TP53 mutations are distributed in all coding exons of the TP53 gene, with a strong predominance in exons 4-9, which encode the DNA-binding domain of the protein. Of the mutations in this domain, about 30% fall within six “hotspot” residues (residues R175, G245, R248, R249, R273 and R282) and are frequent in almost all types of cancer. To translate basic research findings into clinical practice, it is essential that information about mutations and variations in the TP53 are communicated easily and unequivocally.
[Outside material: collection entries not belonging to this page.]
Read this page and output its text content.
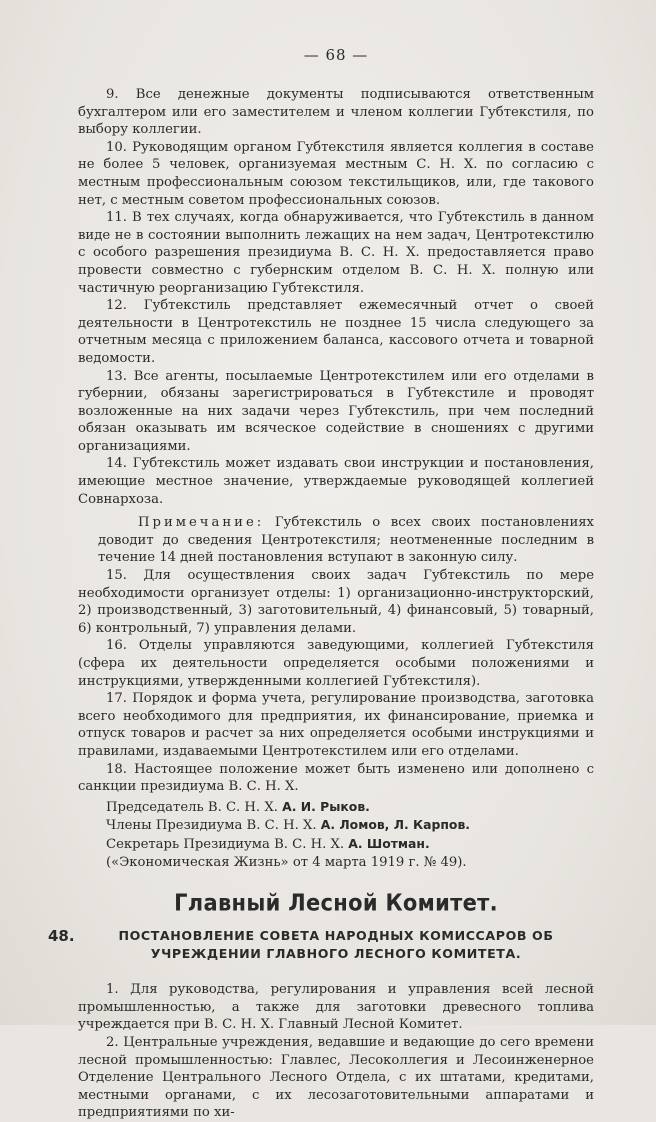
— 68 —

9. Все денежные документы подписываются ответственным бухгалтером или его заместителем и членом коллегии Губтекстиля, по выбору коллегии.

10. Руководящим органом Губтекстиля является коллегия в составе не более 5 человек, организуемая местным С. Н. Х. по согласию с местным профессиональным союзом текстильщиков, или, где такового нет, с местным советом профессиональных союзов.

11. В тех случаях, когда обнаруживается, что Губтекстиль в данном виде не в состоянии выполнить лежащих на нем задач, Центротекстилю с особого разрешения президиума В. С. Н. Х. предоставляется право провести совместно с губернским отделом В. С. Н. Х. полную или частичную реорганизацию Губтекстиля.

12. Губтекстиль представляет ежемесячный отчет о своей деятельности в Центротекстиль не позднее 15 числа следующего за отчетным месяца с приложением баланса, кассового отчета и товарной ведомости.

13. Все агенты, посылаемые Центротекстилем или его отделами в губернии, обязаны зарегистрироваться в Губтекстиле и проводят возложенные на них задачи через Губтекстиль, при чем последний обязан оказывать им всяческое содействие в сношениях с другими организациями.

14. Губтекстиль может издавать свои инструкции и постановления, имеющие местное значение, утверждаемые руководящей коллегией Совнархоза.

Примечание: Губтекстиль о всех своих постановлениях доводит до сведения Центротекстиля; неотмененные последним в течение 14 дней постановления вступают в законную силу.

15. Для осуществления своих задач Губтекстиль по мере необходимости организует отделы: 1) организационно-инструкторский, 2) производственный, 3) заготовительный, 4) финансовый, 5) товарный, 6) контрольный, 7) управления делами.

16. Отделы управляются заведующими, коллегией Губтекстиля (сфера их деятельности определяется особыми положениями и инструкциями, утвержденными коллегией Губтекстиля).

17. Порядок и форма учета, регулирование производства, заготовка всего необходимого для предприятия, их финансирование, приемка и отпуск товаров и расчет за них определяется особыми инструкциями и правилами, издаваемыми Центротекстилем или его отделами.

18. Настоящее положение может быть изменено или дополнено с санкции президиума В. С. Н. Х.

Председатель В. С. Н. Х. А. И. Рыков.

Члены Президиума В. С. Н. Х. А. Ломов, Л. Карпов.

Секретарь Президиума В. С. Н. Х. А. Шотман.

(«Экономическая Жизнь» от 4 марта 1919 г. № 49).

Главный Лесной Комитет.
48.	ПОСТАНОВЛЕНИЕ СОВЕТА НАРОДНЫХ КОМИССАРОВ ОБ УЧРЕЖДЕНИИ ГЛАВНОГО ЛЕСНОГО КОМИТЕТА.

1. Для руководства, регулирования и управления всей лесной промышленностью, а также для заготовки древесного топлива учреждается при В. С. Н. Х. Главный Лесной Комитет.

2. Центральные учреждения, ведавшие и ведающие до сего времени лесной промышленностью: Главлес, Лесоколлегия и Лесоинженерное Отделение Центрального Лесного Отдела, с их штатами, кредитами, местными органами, с их лесозаготовительными аппаратами и предприятиями по хи-
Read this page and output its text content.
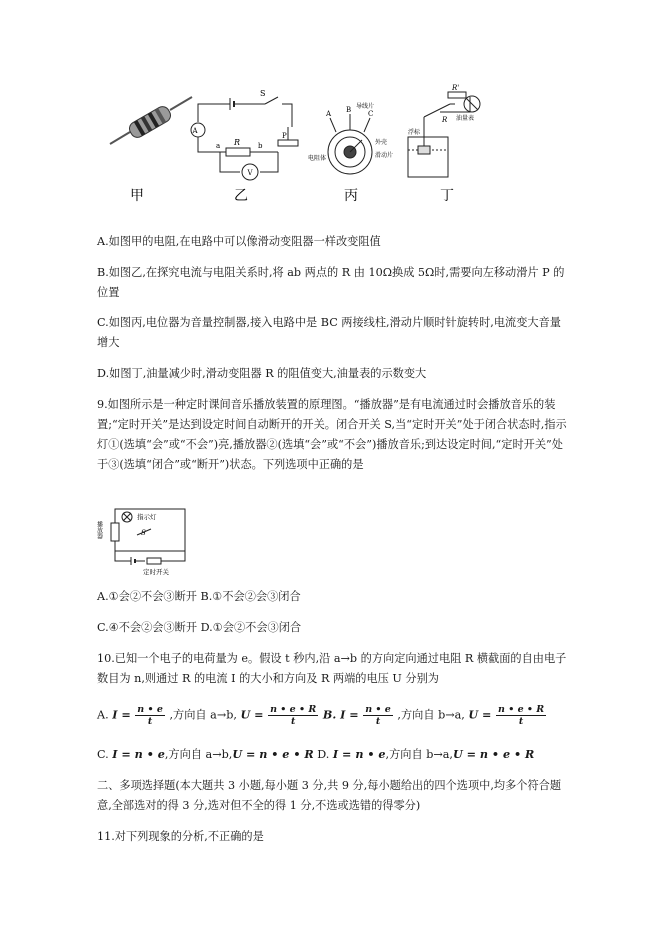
甲
A
V
S
a R	b
P
乙
A B C
导线片
外壳
电阻体	滑动片
丙
R'
R 油量表
浮标
丁
A.如图甲的电阻,在电路中可以像滑动变阻器一样改变阻值
B.如图乙,在探究电流与电阻关系时,将 ab 两点的 R 由 10Ω换成 5Ω时,需要向左移动滑片 P 的位置
C.如图丙,电位器为音量控制器,接入电路中是 BC 两接线柱,滑动片顺时针旋转时,电流变大音量增大
D.如图丁,油量减少时,滑动变阻器 R 的阻值变大,油量表的示数变大
9.如图所示是一种定时课间音乐播放装置的原理图。“播放器”是有电流通过时会播放音乐的装置;“定时开关”是达到设定时间自动断开的开关。闭合开关 S,当“定时开关”处于闭合状态时,指示灯①(选填“会”或“不会”)亮,播放器②(选填“会”或“不会”)播放音乐;到达设定时间,“定时开关”处于③(选填“闭合”或“断开”)状态。下列选项中正确的是
指示灯
S
播放器
定时开关
A.①会②不会③断开 B.①不会②会③闭合
C.④不会②会③断开 D.①会②不会③闭合
10.已知一个电子的电荷量为 e。假设 t 秒内,沿 a→b 的方向定向通过电阻 R 横截面的自由电子数目为 n,则通过 R 的电流 I 的大小和方向及 R 两端的电压 U 分别为
A. $I = \frac{n • e}{t}$ ,方向自 a→b, $U = \frac{n • e • R}{t} B$. $I = \frac{n • e}{t}$ ,方向自 b→a, $U = \frac{n • e • R}{t}$
C. I = n • e,方向自 a→b,U = n • e • R D. I = n • e,方向自 b→a,U = n • e • R
二、多项选择题(本大题共 3 小题,每小题 3 分,共 9 分,每小题给出的四个选项中,均多个符合题意,全部选对的得 3 分,选对但不全的得 1 分,不选或选错的得零分)
11.对下列现象的分析,不正确的是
TP53 mutations are frequently followed by loss of heterozygosity (LOH) during cancer progression. LOH is often seen in the case of tumor suppressors where, at a particular locus heterozygous for a mutant and WT allele, the WT or normal copy allele is either deleted or mutated. The LOH of the short arm of chromosome 17, where TP53 is located, implies a selective force driving the inactivation of the remaining WT allele.
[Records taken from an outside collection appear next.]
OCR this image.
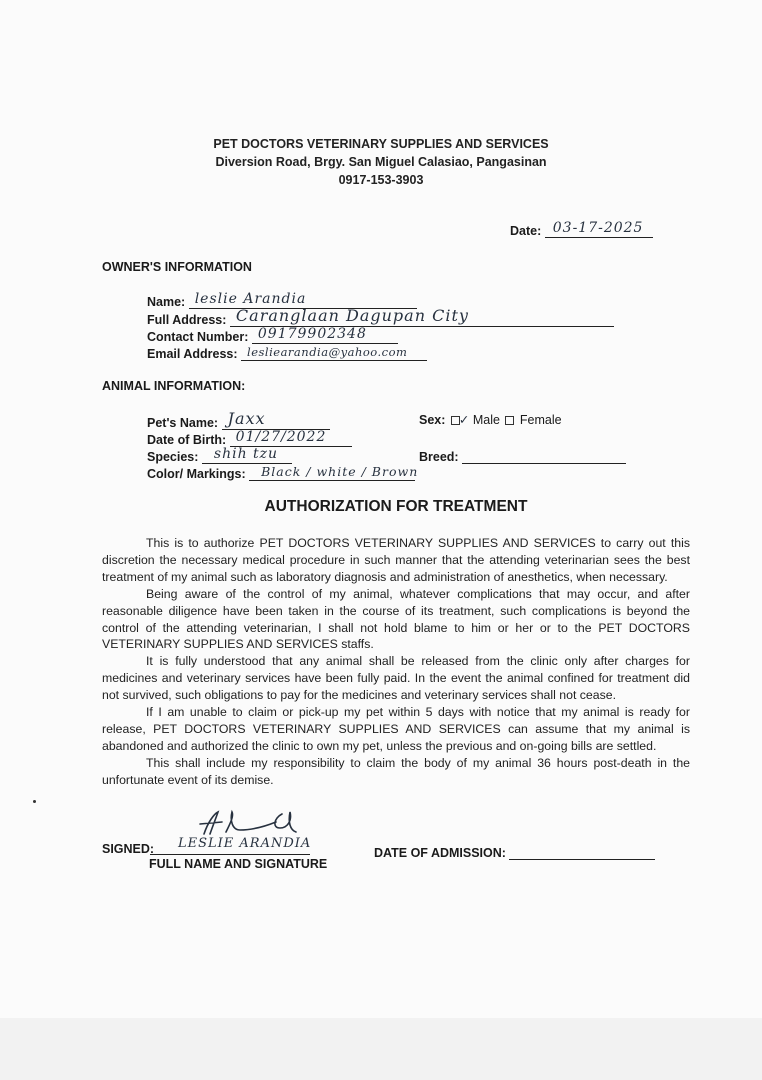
PET DOCTORS VETERINARY SUPPLIES AND SERVICES
Diversion Road, Brgy. San Miguel Calasiao, Pangasinan
0917-153-3903
Date: 03-17-2025
OWNER'S INFORMATION
Name: leslie Arandia
Full Address: Caranglaan Dagupan City
Contact Number: 09179902348
Email Address: lesliearandia@yahoo.com
ANIMAL INFORMATION:
Pet's Name: Jaxx
Date of Birth: 01/27/2022
Species: shih tzu
Color/ Markings: Black / white / Brown
Sex: ✓ Male Female
Breed:
AUTHORIZATION FOR TREATMENT

This is to authorize PET DOCTORS VETERINARY SUPPLIES AND SERVICES to carry out this discretion the necessary medical procedure in such manner that the attending veterinarian sees the best treatment of my animal such as laboratory diagnosis and administration of anesthetics, when necessary.

Being aware of the control of my animal, whatever complications that may occur, and after reasonable diligence have been taken in the course of its treatment, such complications is beyond the control of the attending veterinarian, I shall not hold blame to him or her or to the PET DOCTORS VETERINARY SUPPLIES AND SERVICES staffs.

It is fully understood that any animal shall be released from the clinic only after charges for medicines and veterinary services have been fully paid. In the event the animal confined for treatment did not survived, such obligations to pay for the medicines and veterinary services shall not cease.

If I am unable to claim or pick-up my pet within 5 days with notice that my animal is ready for release, PET DOCTORS VETERINARY SUPPLIES AND SERVICES can assume that my animal is abandoned and authorized the clinic to own my pet, unless the previous and on-going bills are settled.

This shall include my responsibility to claim the body of my animal 36 hours post-death in the unfortunate event of its demise.

SIGNED: LESLIE ARANDIA
FULL NAME AND SIGNATURE
DATE OF ADMISSION:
Testing for the presence of a TP53 mutation

Diagnostic testing for germline TP53 mutations in families with suspected Li-Fraumeni syndrome (LFS) through direct DNA sequencing of all coding region of TP53 (exons 2–11) has been validated in a large clinical cohort. Moreover, it has been proposed that childhood ACT should prompt a request for diagnostic TP53 testing by molecular screening independent of family history of cancer.

Although the TP53 gene testing is medically indicated in many instances, there are many things to consider when thinking about TP53 testing for relatives of these patients. Learning the results of a genetic test can affect an entire family. Before a family undergoes genetic testing, they should think carefully about how knowing the test results might affect them, their child and other family members. Once a child tests positive for a TP53 mutation, adult family members may want to know if they have the same mutation. If the child’s blood test does not show the TP53 mutation, other family members will not benefit from testing. The individual might have sporadic ACT.
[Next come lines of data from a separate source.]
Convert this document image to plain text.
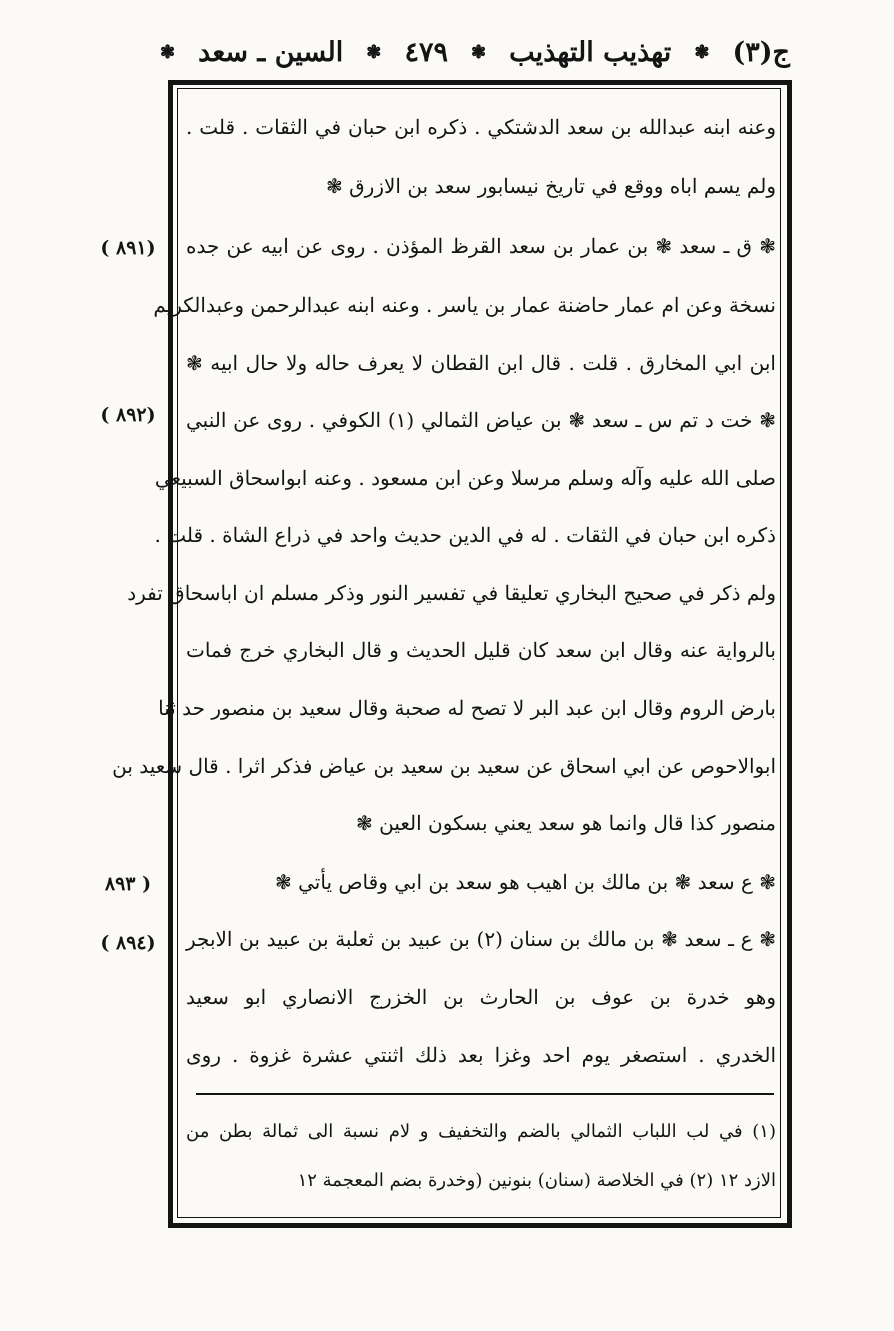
ج(٣)
❃
تهذيب التهذيب
❃
٤٧٩
❃
السين ـ سعد
❃
وعنه ابنه عبدالله بن سعد الدشتكي . ذكره ابن حبان في الثقات . قلت .
ولم يسم اباه ووقع في تاريخ نيسابور سعد بن الازرق ❃
❃ ق ـ سعد ❃ بن عمار بن سعد القرظ المؤذن . روى عن ابيه عن جده
نسخة وعن ام عمار حاضنة عمار بن ياسر . وعنه ابنه عبدالرحمن وعبدالكريم
ابن ابي المخارق . قلت . قال ابن القطان لا يعرف حاله ولا حال ابيه ❃
❃ خت د تم س ـ سعد ❃ بن عياض الثمالي (١) الكوفي . روى عن النبي
صلى الله عليه وآله وسلم مرسلا وعن ابن مسعود . وعنه ابواسحاق السبيعي
ذكره ابن حبان في الثقات . له في الدين حديث واحد في ذراع الشاة . قلت .
ولم ذكر في صحيح البخاري تعليقا في تفسير النور وذكر مسلم ان اباسحاق تفرد
بالرواية عنه وقال ابن سعد كان قليل الحديث و قال البخاري خرج فمات
بارض الروم وقال ابن عبد البر لا تصح له صحبة وقال سعيد بن منصور حد ثنا
ابوالاحوص عن ابي اسحاق عن سعيد بن سعيد بن عياض فذكر اثرا . قال سعيد بن
منصور كذا قال وانما هو سعد يعني بسكون العين ❃
❃ ع سعد ❃ بن مالك بن اهيب هو سعد بن ابي وقاص يأتي ❃
❃ ع ـ سعد ❃ بن مالك بن سنان (٢) بن عبيد بن ثعلبة بن عبيد بن الابجر
وهو خدرة بن عوف بن الحارث بن الخزرج الانصاري ابو سعيد
الخدري . استصغر يوم احد وغزا بعد ذلك اثنتي عشرة غزوة . روى
( ٨٩١)
( ٨٩٢)
٨٩٣ )
( ٨٩٤)
(١) في لب اللباب الثمالي بالضم والتخفيف و لام نسبة الى ثمالة بطن من
الازد ١٢ (٢) في الخلاصة (سنان) بنونين (وخدرة بضم المعجمة ١٢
Knowing family medical history can help individuals make changes to lower their cancer risk. If they have a higher risk of certain cancers, they may be encouraged to undergo tests like mammograms or colonoscopies earlier than usual or more often. They might need other tests and regular clinical checkups. Recommending healthy foods, regular exercise and quitting smoking can lower their chances of getting heart disease, cancer and other diseases.

Following IPACTR recommendations, and because of the strong association between pediatric ACT and constitutional TP53 mutations, parents will be informed that they may carry a TP53 mutation, which is usually inherited in a Mendelian fashion (de novo TP53 mutations occur in less than 20% of the cases). They also will be informed that most of the TP53 mutation carriers have a life-long increased risk of developing different types of cancer.  Moreover, that the risk of cancer appears to be highest in instances in which the TP53 function (protein) is severely compromised. Finally, they will be informed that there is a DNA test (TP53 sequencing) that reveals whether an individual carries a TP53 mutation. TP53 sequencing detects about 95% of the abnormalities associated with cancer. This is done by a blood or others tissue sample send off to a laboratory where the DNA will be sequenced. The remaining 5% of TP53 abnormalities (deletions/duplications) are detected by Multiplex Ligation-Dependent Probe Amplification (MLPA). This technique allows detecting small deletions or duplications that cannot be detected by sequencing.